Babymooning – Does It Risk The Baby?

There’s a new trend in the travel world, and it’s called babymooning.But could a holiday while pregnant endanger mum and baby?

Babymooning has taken the world by storm.

Just as a honeymoon takes place shortly after marriage, a babymoon is often scheduled after a couple finds out they’re expecting a baby.

Sometimes the babymoon comes shortly after the baby is born. This is often done to give mom and dad a much-needed vacation, as well as to introduce the baby to a whole new world.

Five-star hotels and resorts often offer special packages that include gifts for expectant parents and babymooners. The weeks following childbirth can be very trying for new parents; something as simple as having room service and someone to bring you clean towels can be a true blessing.

While all of this sounds great, there are potential risks. Before making any travel plans, the expectant mother should always check with her doctor.

ost doctors agree that travel during the second trimester is probably safest and most comfortable for the mother-to-be. The American College of Obstetricians and Gynecologists (ACOG) recommends that expectant mothers not fly after the 36th week of pregnancy. Many airlines will require a note from your doctor letting them know it’s okay to allow you to board the plane. Not every airline requires a doctor’s note, but it’s better to think ahead and be prepared.

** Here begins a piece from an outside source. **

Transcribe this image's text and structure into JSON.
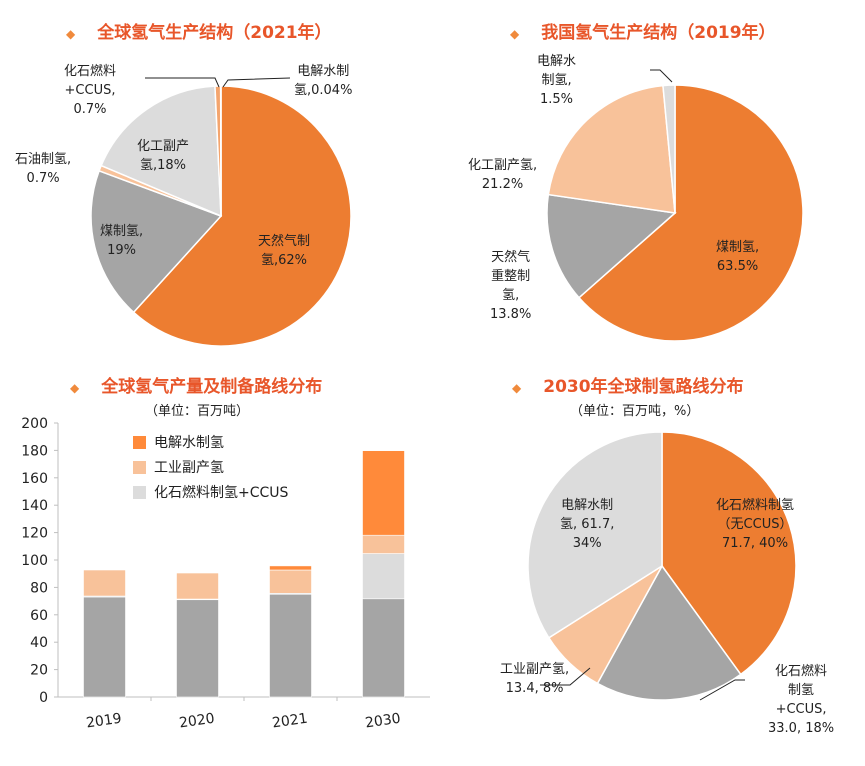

The risk of miscarriage is greatest during the first trimester, even in the healthiest women. However, most of the risks associated with flying during the first trimester involve the mother’s discomfort. Though relatively safe, flying can exacerbate first trimester issues, such as morning sickness. Even mildly congested sinuses can become much worse once you’re in flight. If you plan to travel during your first trimester, be sure to include a few extra airsickness bags just in case.

The second trimester is when flying is most recommended. Most women feel the most comfortable during the second trimester.

Usually by the second trimester, morning sickness has subsided, the risk of miscarriage is much lower, and there’s little risk of premature labor.

The biggest concern of travelling during the second trimester is circulation. Pregnancy itself often causes problems with circulation, and flying increases the chance of developing blood clots.

It is very important to keep the blood flowing by wearing comfortable, loose clothing. Compression stockings will help keep the blood flowing from the legs to the heart and lungs. Make sure to drink plenty of water and avoid crossing your legs.

To assist in circulation, get up and walk up and down the aisle at least every hour. Flexing your feet and ankles and wiggling your toes also can help increase circulation. This also helps with potential swelling problems.

Third trimester travel, before the 36th week, is usually okay. Flying late in the third trimester, however, is not recommended.

The expectant mother is much more uncomfortable, and the risk of going into premature labor is much higher than in the first and second trimesters. Checking with your doctor prior to travel is, as always, highly recommended. Make sure your health insurance is up-to-date and will cover the baby if she arrives early. Take copies of your medical records with you and keep them close during the trip. If you begin experiencing contractions at any time during the flight, notify someone immediately.

Planning your babymoon should be an exciting time for you and your partner. This celebration of the creation of a new life should be a wonderful and relaxing experience. When booking your hotel or resort, be sure to ask what is included in various babymoon packages.

Many hotels and resorts offer great snacks that satisfy those late night cravings and even offer room service to deliver them. In addition to great gifts and snacks, most babymooning packages include couples massages, parenting classes and walking tours.